Mass extinction

Published January 2, 2024
The writer is chief executive of the Civil Society Coalition for Climate Change.
The writer is chief executive of the Civil Society Coalition for Climate Change.

THE end of the 28th session of the Conference of Parties in December 2023 moved the needle forward on climate action but not at the pace needed to avert the sixth mass extinction. As eco-anxiety grows and optimists try to rationalise slow progress, with the inherent constraints of multilateral processes, the clock keeps ticking, reminding us of the perils and predilections of change and the timescale for keeping life systems alive.

The conversation on climate has become so jargon filled and technical in its approach that at times it loses sight of the here and now, becoming occasionally delusional and sometimes capricious.

Anatomically, modern humans emerged around 200,000 years ago in a process of evolution from ancestral Homo sapiens dating back six million years. Civilisation as we know it started around 6,000 years back and the advent of the industrial age began in 1850.

In the span of 173 years, humans have successfully landed on the moon but degraded ecosystems and destroyed the environment on planet Earth. Today, with advancements in science and technology, life expectancy has increased, progress in communication has transformed connectivity and creature comforts have enhanced life quality beyond imagination.

A single species is destroying habitats.

Ironically, all this has come at the cost of development that has turned into an existential threat. The main culprit for disrupting planetary balance are greenhouse gases.

As we enter 2024, it is important to put some things in perspective. The blame game at negotiations has gone on for 28 years. Perhaps it is time to take more individual responsibility and combine the two to save our species. A change in perspective may also alter thinking and help in finding solutions faster.

The dilemma facing the world is not only about how to reduce carbon emissions; in fact, it is more about how to retain existing lifestyles without compromising on quality or changing consumption patterns.

At COP28 Sultan al-Jaber earned flak for his statement that was interpreted to mean that giving up fossil fuels is tantamount to going back to the cave age. Seen in a broader perspective, perhaps it suggests that no one is quite ready yet to give up on lifestyles supported by fossil fuel. This applies to people from all tiers of society, across sectors, institutions and affiliations.

The outcry every year at climate summits is on the ascendant, and disappointment outshines hope. However, the fundamental question that holds the key to the climate conundrum remains unanswered. How much are we willing as citizens and societies to give up on current consumption patterns to embrace a low-carbon-footprint lifestyle? After all, it is possible to curtail supply by reducing demand.
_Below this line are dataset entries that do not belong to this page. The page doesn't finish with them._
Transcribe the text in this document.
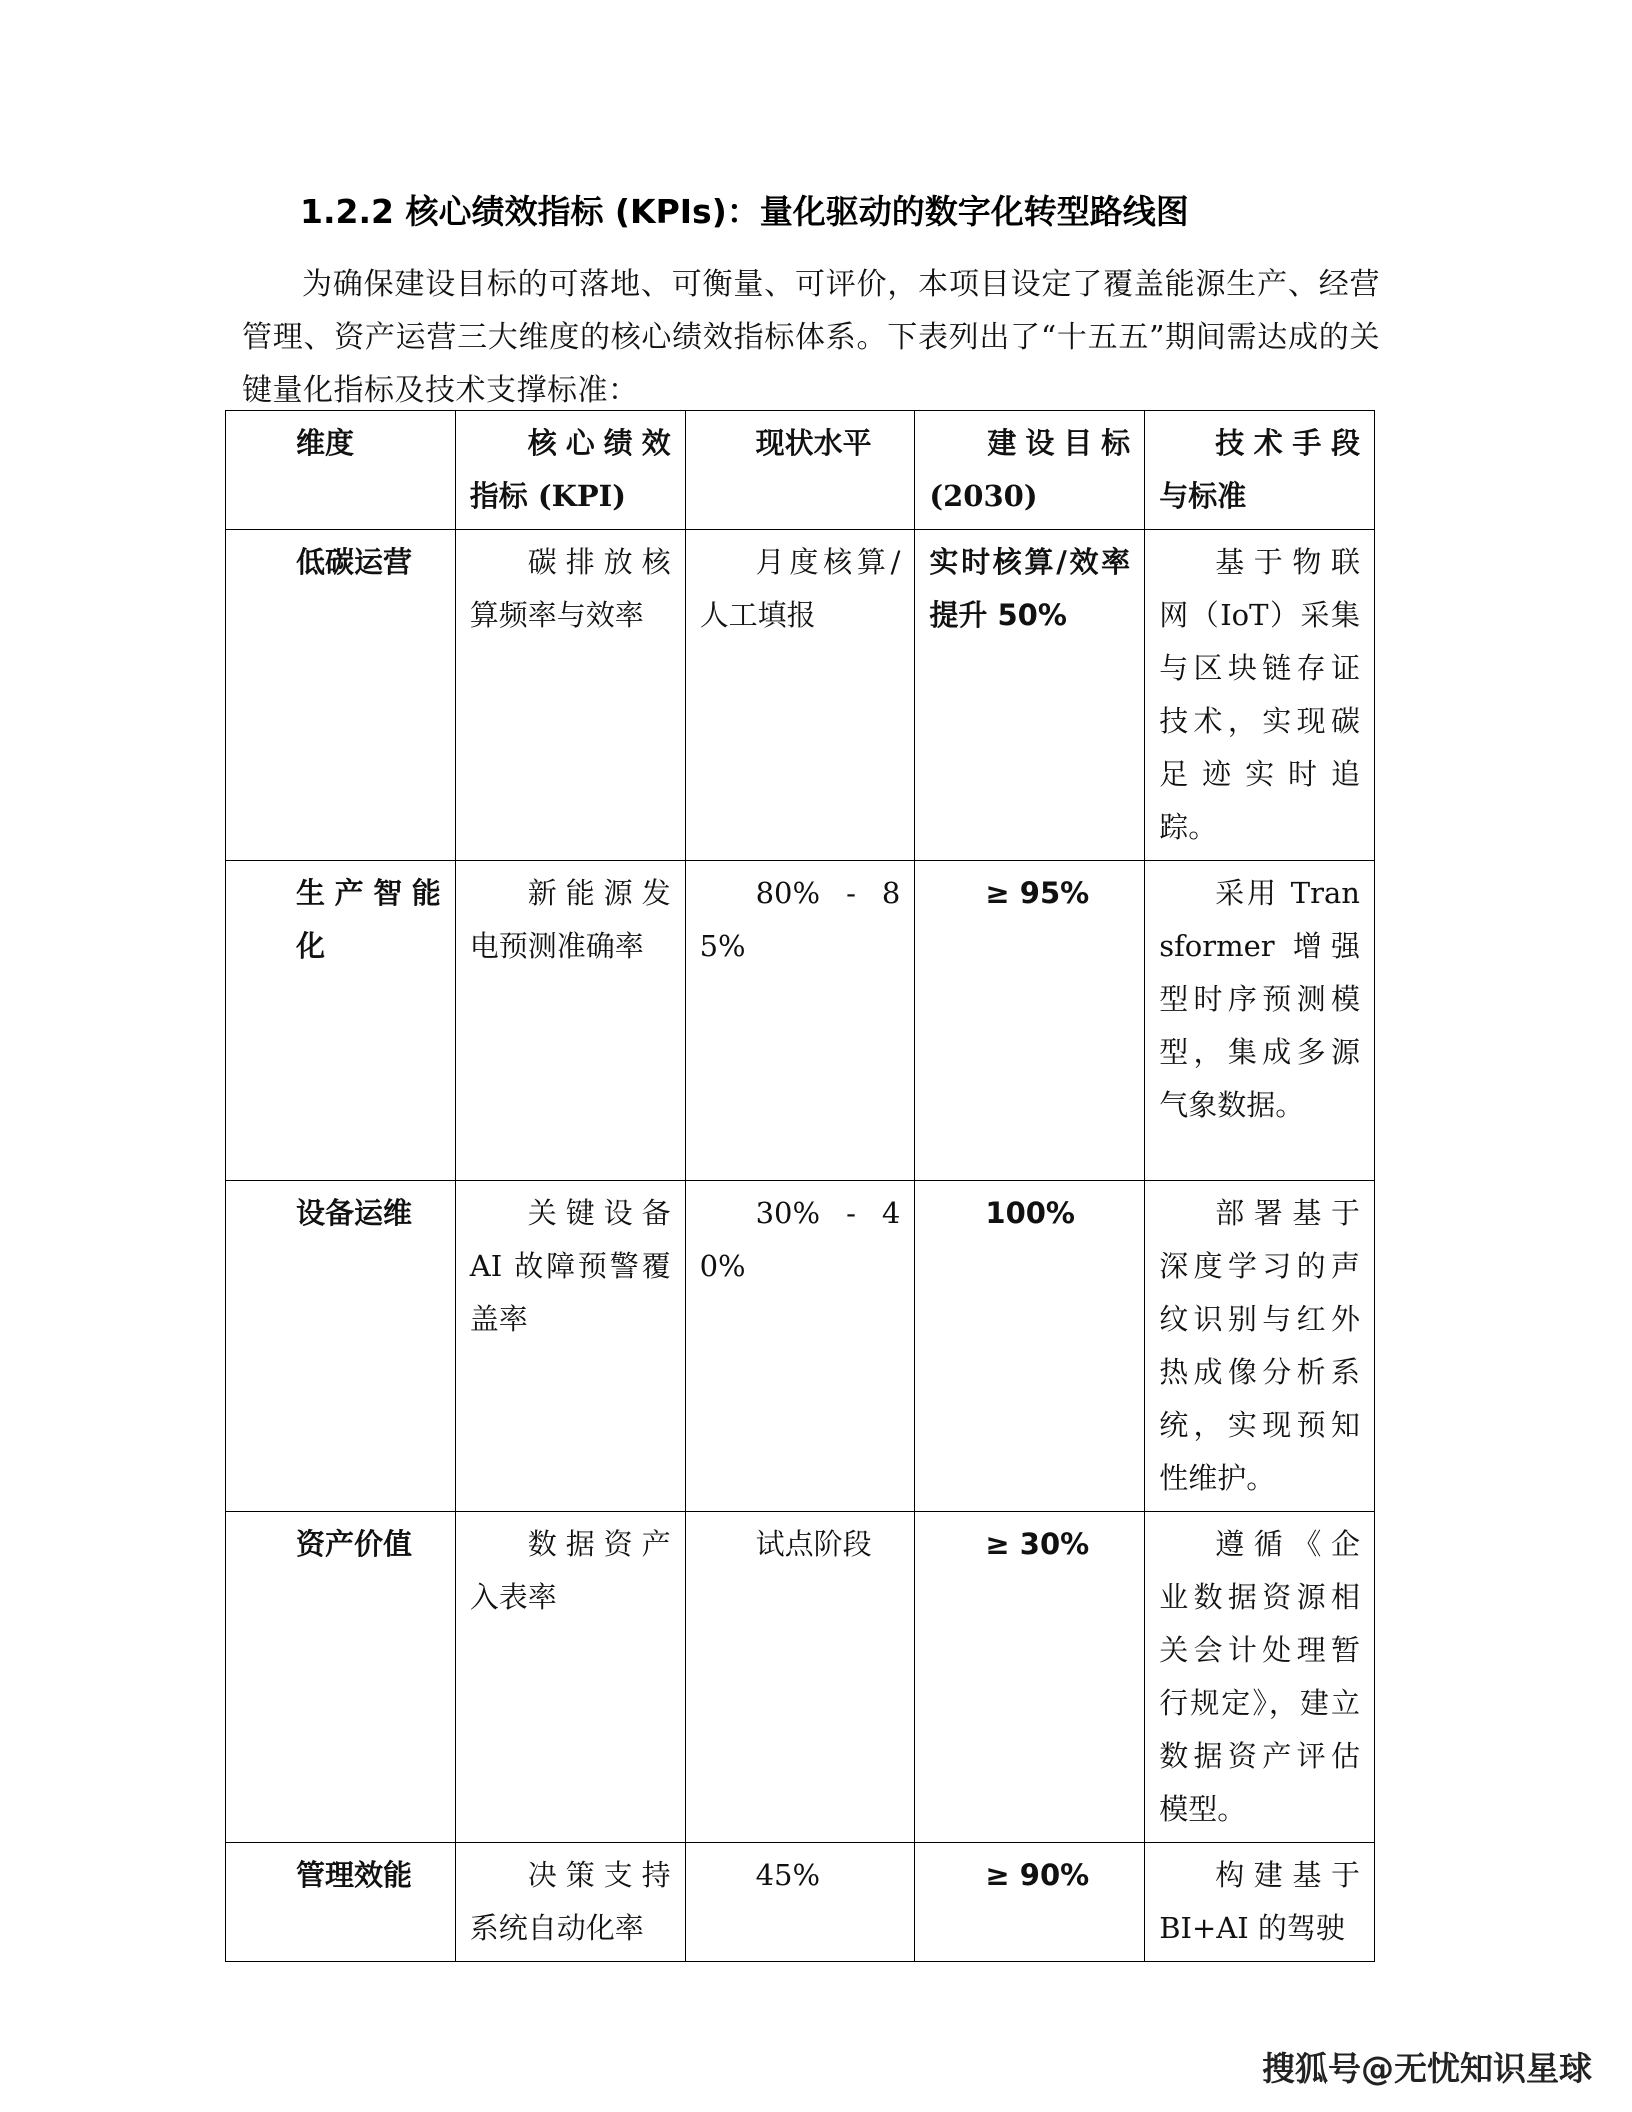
1.2.2 核心绩效指标 (KPIs)：量化驱动的数字化转型路线图
为确保建设目标的可落地、可衡量、可评价，本项目设定了覆盖能源生产、经营管理、资产运营三大维度的核心绩效指标体系。下表列出了“十五五”期间需达成的关键量化指标及技术支撑标准：
维度	核心绩效指标 (KPI)	现状水平	建设目标 (2030)	技术手段与标准
低碳运营	碳排放核算频率与效率	月度核算/人工填报	实时核算/效率提升 50%	基于物联网（IoT）采集与区块链存证技术，实现碳足迹实时追踪。
生产智能化	新能源发电预测准确率	80% - 85%	≥ 95%	采用 Transformer 增强型时序预测模型，集成多源气象数据。
设备运维	关键设备 AI 故障预警覆盖率	30% - 40%	100%	部署基于深度学习的声纹识别与红外热成像分析系统，实现预知性维护。
资产价值	数据资产入表率	试点阶段	≥ 30%	遵循《企业数据资源相关会计处理暂行规定》，建立数据资产评估模型。
管理效能	决策支持系统自动化率	45%	≥ 90%	构建基于 BI+AI 的驾驶
搜狐号@无忧知识星球
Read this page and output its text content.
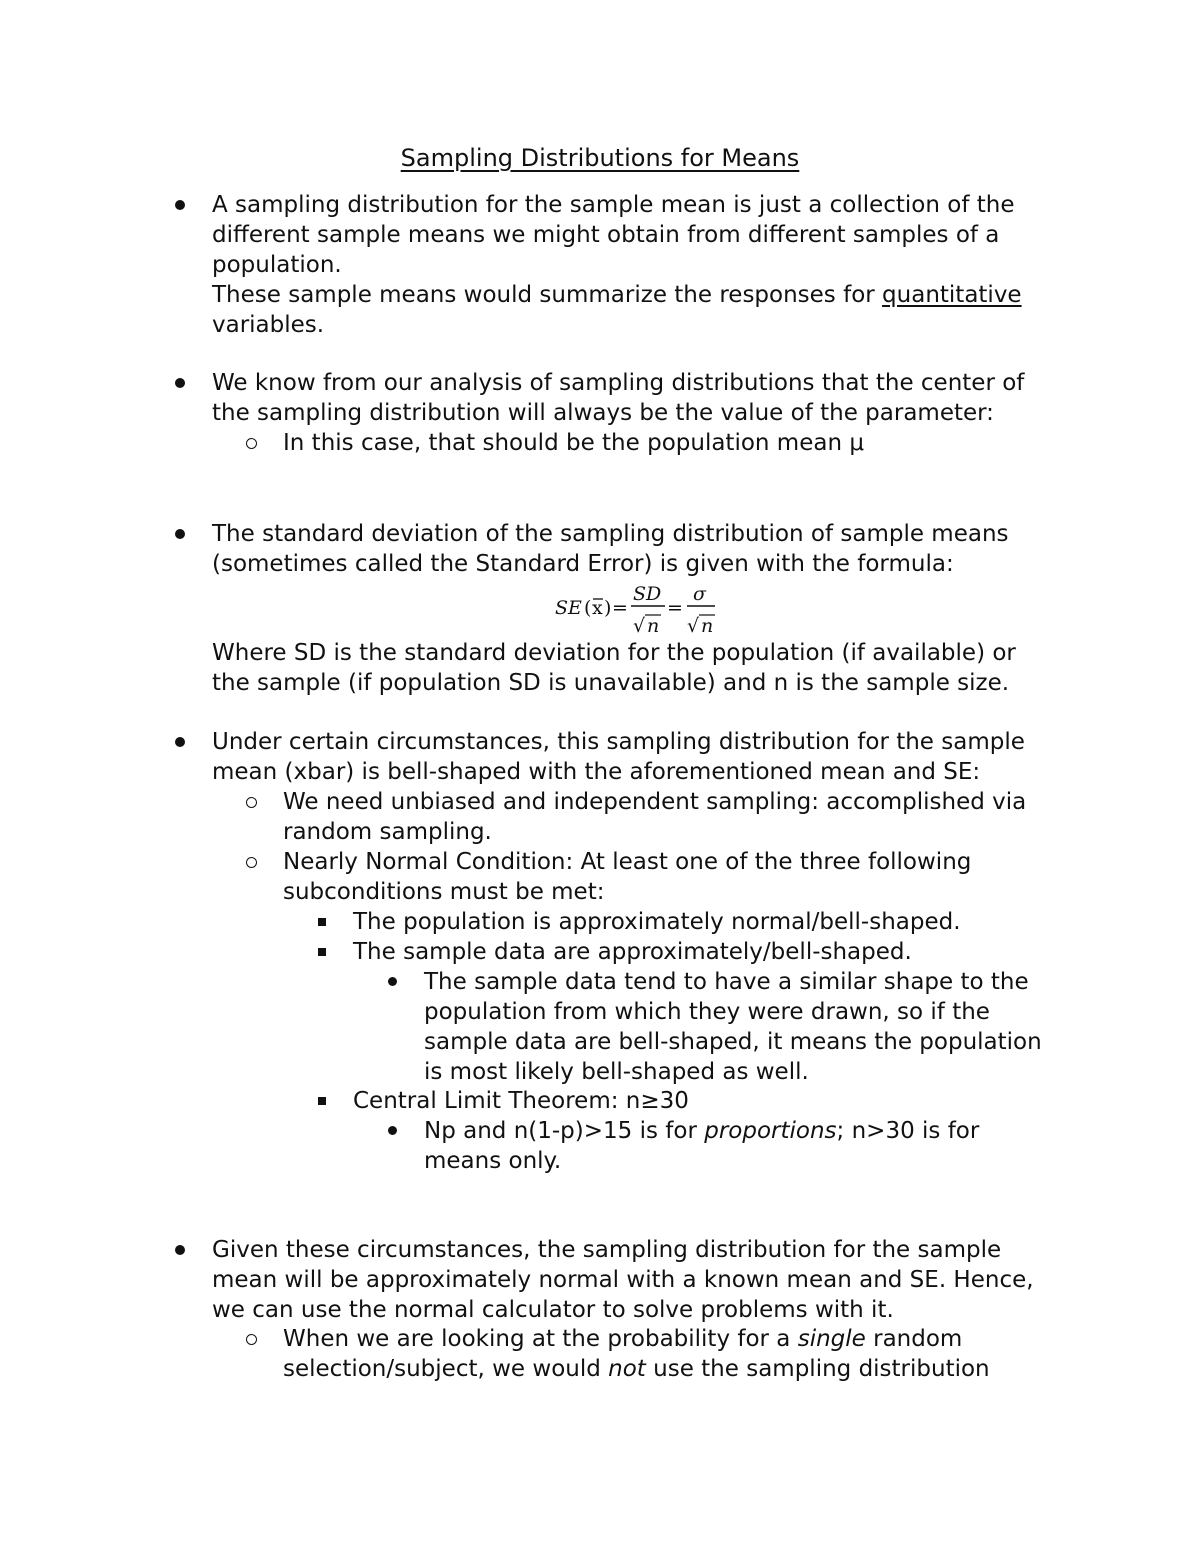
Sampling Distributions for Means
A sampling distribution for the sample mean is just a collection of the
different sample means we might obtain from different samples of a
population.
These sample means would summarize the responses for quantitative
variables.
We know from our analysis of sampling distributions that the center of
the sampling distribution will always be the value of the parameter:
In this case, that should be the population mean μ
The standard deviation of the sampling distribution of sample means
(sometimes called the Standard Error) is given with the formula:
SE ( x ) =
SD
√ n
=
σ
√ n
Where SD is the standard deviation for the population (if available) or
the sample (if population SD is unavailable) and n is the sample size.
Under certain circumstances, this sampling distribution for the sample
mean (xbar) is bell-shaped with the aforementioned mean and SE:
We need unbiased and independent sampling: accomplished via
random sampling.
Nearly Normal Condition: At least one of the three following
subconditions must be met:
The population is approximately normal/bell-shaped.
The sample data are approximately/bell-shaped.
The sample data tend to have a similar shape to the
population from which they were drawn, so if the
sample data are bell-shaped, it means the population
is most likely bell-shaped as well.
Central Limit Theorem: n≥30
Np and n(1-p)>15 is for proportions; n>30 is for
means only.
Given these circumstances, the sampling distribution for the sample
mean will be approximately normal with a known mean and SE. Hence,
we can use the normal calculator to solve problems with it.
When we are looking at the probability for a single random
selection/subject, we would not use the sampling distribution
Data demonstrates that modern food systems drive 90 per cent of deforestation and 60pc of biodiversity loss, and account for 70pc of the world’s use of freshwater. Overall, food systems alone contribute to over one-third of global greenhouse emissions. By going vegan the global population could reduce greenhouse gas emissions from food production by 28pc. And yet only 1-2pc of the world population is vegan.

The list of possible individual actions is as long as the list of commitments made by nations at climate summits.

Extinction is not a new phenomenon on planet Earth. There have been five previous mass extinctions. Many researchers argue that we are in the middle of a sixth mass extinction. The common denominator in all previous extinctions was a drastic change in the carbon cycle. The Permian-Triassic Extinction that took place 250m years ago was the largest mass extinction event in Earth’s history, affecting a range of species. The loss of biodiversity ended all life.

Today, the overgrowth and transformative behaviour of a single species is destroying habitats and unleashing a crisis. A European Commission modelling study shows likely extinction of 27pc of plants and animals by 2100. This continued disruption in the biosphere poses an extinction threat to one-half of Earth’s higher life forms by the turn of the century.

From all evidence, it seems that human beings are an aberration in the evolutionary process. They show scant respect for nature, are wasteful in their use of natural resources, degrade the environment, harm biodiversity, destroy the ecosystems that support them, and kill their own species. Rich, developing and poor nations all follow the same exploitative pattern of human behaviour.

The home truth is that the battle for human survival will not be won at the negotiating tables but by solutions provided by science and technology. Evolution will not stop with Homo sapiens. We might even be taken over by other forms of life in a new world order governed by artificial intelligence.

The writer is chief executive of the Civil Society Coalition for Climate Change.